No momento em que mais precisávamos de Cecília Thompson, ela sai de cena sem avisar

(*) Ucho Haddad

“Você é um querido”. Eis a resposta a uma mensagem que enviei a Cecília Thompson. Se sou querido não sei, mas assim ser chamado por Cecília Thompson, tão querida por tantos, não é pouca coisa. Doce como sempre, ela pode ter dito isso a muita gente, mas aos meus ouvidos soou como sinfonia.

Como escreveu o jornalista Sérgio Vaz em primoroso e verdadeiro texto publicado logo após o anúncio da morte de Cecília, ela “é querida demais, amada demais, é o retrato do bem em si”. Essa é a mais completa tradução de Cecília.

Em tempos de intolerância crescente e discursos de ódio que não arredam o pé, o “você é um querido” de Cecília Thompson foi um afago na alma, um aviso de que nem tudo está perdido, de que é preciso continuar acreditando. Aliás, foi o que Cecília fez durante os longos anos em que se dedicou de maneira intensa ao jornalismo. E como se dedicou!

Cecília foi única, foi una, foi muitas, foi todas e todos. Foi JORNALISTA, com letras maiúsculas, sim, pois com maestria e invejável competência exercia o ofício que escolheu e dizia ser a melhor profissão de todas. Cecília Thompson foi jornalista como manda o figurino. Foi, como foi.

Obcecado pela boa leitura, fiz dos textos de Cecília Thompson parada obrigatória. E muito aprendi com seus escritos. Tive a honra de tê-la como leitora.

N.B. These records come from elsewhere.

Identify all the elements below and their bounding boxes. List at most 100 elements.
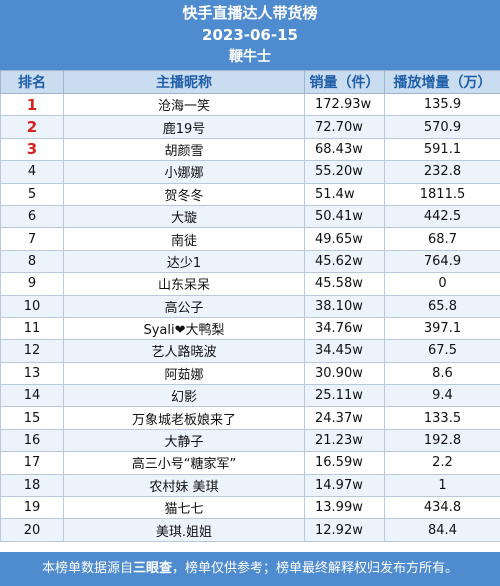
streamer-name-cell: 大璇 [63, 204, 305, 229]
table-row: 4 小娜娜 55.20w 232.8 [0, 160, 500, 184]
sales-cell: 25.11w [304, 384, 385, 408]
play-increase-cell: 133.5 [384, 406, 500, 430]
rank-cell: 17 [0, 451, 64, 475]
streamer-name-cell: 农村妹 美琪 [63, 473, 305, 498]
rank-cell: 7 [0, 227, 64, 251]
sales-cell: 51.4w [304, 182, 385, 206]
play-increase-cell: 67.5 [384, 339, 500, 363]
rank-cell: 14 [0, 384, 64, 408]
play-increase-cell: 135.9 [384, 92, 500, 117]
streamer-name-cell: 沧海一笑 [63, 92, 305, 117]
play-increase-cell: 434.8 [384, 496, 500, 520]
streamer-name-cell: 小娜娜 [63, 160, 305, 184]
column-header-sales: 销量（件） [304, 70, 385, 94]
rank-cell: 5 [0, 182, 64, 206]
play-increase-cell: 591.1 [384, 137, 500, 162]
table-row: 15 万象城老板娘来了 24.37w 133.5 [0, 406, 500, 430]
brand-name: 鞭牛士 [229, 49, 271, 65]
play-increase-cell: 232.8 [384, 160, 500, 184]
sales-cell: 72.70w [304, 115, 385, 139]
rank-cell: 10 [0, 294, 64, 318]
sales-cell: 55.20w [304, 160, 385, 184]
sales-cell: 12.92w [304, 518, 385, 542]
table-row: 1 沧海一笑 172.93w 135.9 [0, 92, 500, 117]
sales-cell: 49.65w [304, 227, 385, 251]
sales-cell: 21.23w [304, 428, 385, 453]
sales-cell: 68.43w [304, 137, 385, 162]
sales-cell: 50.41w [304, 204, 385, 229]
footer-prefix: 本榜单数据源自 [41, 561, 133, 576]
footer-disclaimer: 本榜单数据源自三眼查，榜单仅供参考；榜单最终解释权归发布方所有。 [0, 552, 500, 586]
rank-cell: 9 [0, 272, 64, 296]
streamer-name-cell: 达少1 [63, 249, 305, 274]
rank-cell: 6 [0, 204, 64, 229]
table-row: 10 高公子 38.10w 65.8 [0, 294, 500, 318]
table-row: 18 农村妹 美琪 14.97w 1 [0, 473, 500, 498]
streamer-name-cell: 贺冬冬 [63, 182, 305, 206]
streamer-name-cell: 南徒 [63, 227, 305, 251]
sales-cell: 34.45w [304, 339, 385, 363]
column-header-play: 播放增量（万） [384, 70, 500, 94]
sales-cell: 16.59w [304, 451, 385, 475]
column-header-name: 主播昵称 [63, 70, 305, 94]
ranking-title: 快手直播达人带货榜 [182, 4, 318, 22]
table-row: 19 猫七七 13.99w 434.8 [0, 496, 500, 520]
streamer-name-cell: 高三小号“糖家军” [63, 451, 305, 475]
play-increase-cell: 570.9 [384, 115, 500, 139]
play-increase-cell: 0 [384, 272, 500, 296]
streamer-name-cell: 幻影 [63, 384, 305, 408]
sales-cell: 45.58w [304, 272, 385, 296]
streamer-name-cell: 艺人路晓波 [63, 339, 305, 363]
table-row: 3 胡颜雪 68.43w 591.1 [0, 137, 500, 162]
rank-cell: 8 [0, 249, 64, 274]
play-increase-cell: 1 [384, 473, 500, 498]
table-header-row: 排名 主播昵称 销量（件） 播放增量（万） [0, 70, 500, 94]
rank-cell: 4 [0, 160, 64, 184]
rank-cell: 20 [0, 518, 64, 542]
rank-cell: 1 [0, 92, 64, 117]
column-header-rank: 排名 [0, 70, 64, 94]
table-row: 20 美琪.姐姐 12.92w 84.4 [0, 518, 500, 542]
table-row: 12 艺人路晓波 34.45w 67.5 [0, 339, 500, 363]
table-row: 9 山东呆呆 45.58w 0 [0, 272, 500, 296]
table-row: 17 高三小号“糖家军” 16.59w 2.2 [0, 451, 500, 475]
table-row: 14 幻影 25.11w 9.4 [0, 384, 500, 408]
play-increase-cell: 84.4 [384, 518, 500, 542]
play-increase-cell: 192.8 [384, 428, 500, 453]
table-row: 5 贺冬冬 51.4w 1811.5 [0, 182, 500, 206]
table-row: 11 Syali❤大鸭梨 34.76w 397.1 [0, 316, 500, 341]
play-increase-cell: 9.4 [384, 384, 500, 408]
sales-cell: 172.93w [304, 92, 385, 117]
rank-cell: 16 [0, 428, 64, 453]
sales-cell: 38.10w [304, 294, 385, 318]
streamer-name-cell: 胡颜雪 [63, 137, 305, 162]
rank-cell: 12 [0, 339, 64, 363]
table-row: 6 大璇 50.41w 442.5 [0, 204, 500, 229]
table-row: 2 鹿19号 72.70w 570.9 [0, 115, 500, 139]
rank-cell: 18 [0, 473, 64, 498]
rank-cell: 19 [0, 496, 64, 520]
streamer-name-cell: 山东呆呆 [63, 272, 305, 296]
play-increase-cell: 2.2 [384, 451, 500, 475]
rank-cell: 15 [0, 406, 64, 430]
streamer-name-cell: Syali❤大鸭梨 [63, 316, 305, 341]
sales-cell: 30.90w [304, 361, 385, 386]
rank-cell: 3 [0, 137, 64, 162]
ranking-table: 排名 主播昵称 销量（件） 播放增量（万） 1 沧海一笑 172.93w 135.9 2… [0, 70, 500, 542]
play-increase-cell: 442.5 [384, 204, 500, 229]
streamer-name-cell: 鹿19号 [63, 115, 305, 139]
streamer-name-cell: 美琪.姐姐 [63, 518, 305, 542]
ranking-header: 快手直播达人带货榜 2023-06-15 鞭牛士 [0, 0, 500, 70]
sales-cell: 13.99w [304, 496, 385, 520]
sales-cell: 34.76w [304, 316, 385, 341]
footer-suffix: ，榜单仅供参考；榜单最终解释权归发布方所有。 [172, 561, 459, 576]
sales-cell: 24.37w [304, 406, 385, 430]
rank-cell: 13 [0, 361, 64, 386]
table-row: 13 阿茹娜 30.90w 8.6 [0, 361, 500, 386]
streamer-name-cell: 阿茹娜 [63, 361, 305, 386]
streamer-name-cell: 高公子 [63, 294, 305, 318]
streamer-name-cell: 猫七七 [63, 496, 305, 520]
play-increase-cell: 397.1 [384, 316, 500, 341]
play-increase-cell: 1811.5 [384, 182, 500, 206]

Isso me fez (ainda faz) redobrar o cuidado ao escrever.

Mulher à frente do seu tempo, o tempo todo, Cecília carregava no embornal da alma a gentileza e a solidariedade. Foi um exemplo de mulher, mãe e profissional. Para muitos, o exemplo perene. Voltando ao texto de Sérgio Vaz, a já saudosa Cecília é e sempre será o “retrato do bem em si”.

Irreverente, Cecília Thompson era dona de cultura impecável e sua intimidade com o texto jornalístico impressionava. Como sempre digo, era do ramo, nasceu para o ofício. Ao longo da vida, Cecília teve duas grandes paixões, como bem lembrou o jornalista José Maria Mayrink: o Estadão e Gianfrancesco Guarnieri, com quem teve dois filhos – Flávio (falecido em 2016) e Paulo – e de quem se separou após sete anos de casamento.

Nesses tempos em que a aridez teimosa impera nas relações entre as pessoas, Cecília Thompson era o contraponto, o ponto fora da curva. Tomara que em outras plagas consiga operar para diminuir essas altercações desnecessárias que têm marcado o cotidiano.

Cecília Thompson fará muita falta. Aliás, já está fazendo. O fato de saber que fisicamente não mais está entre nós deixa um vazio enorme, como se tivéssemos perdido aquela mão maternal estendida nos primeiros passos. Ah, Cecília, por que agora? Há quem diga que Deus sabe o que faz, mas, se com Ele encontrar, diga que desta vez estou contrariado. No momento em que mais precisávamos de você, Ele lhe chama?

O tempo, impiedoso que é, passa sem avisar. Com isso fui “colecionando” na estante do coração os meus prediletos. Hoje, em sessão especial, contraponho Cecília Thompson e Manuel Bandeira. Ao lado de Cecília – e em sua defesa e também do “você é um querido” – sou obrigado a discordar do meu poeta predileto.

No poema “Os Nomes”, Bandeira, em determinado trecho, escreve: “Até que um dia sentimos, / Com uma pancada de espanto (ou de remorso?), / Que o nome querido já nos soa como os outros.”

Não, Bandeira, você sabe de nada, não conheceu Cecília Thompson, que jamais lhe disse “você é um querido”. Se assim tivesse acontecido, você, Bandeira, talvez escrevesse esse trecho de “Os Nomes” de um jeito diferente.

Cecília, respeitando sempre a sua encantadora doçura, lembro que chumbo trocado não dói: “Você é uma querida”. Para mim (para muitos também) sempre será! Vá em paz e dê um beijo no Flavinho.

(*) Ucho Haddad é jornalista político e investigativo, analista e comentarista político, escritor, poeta, palestrante e fotógrafo por devoção.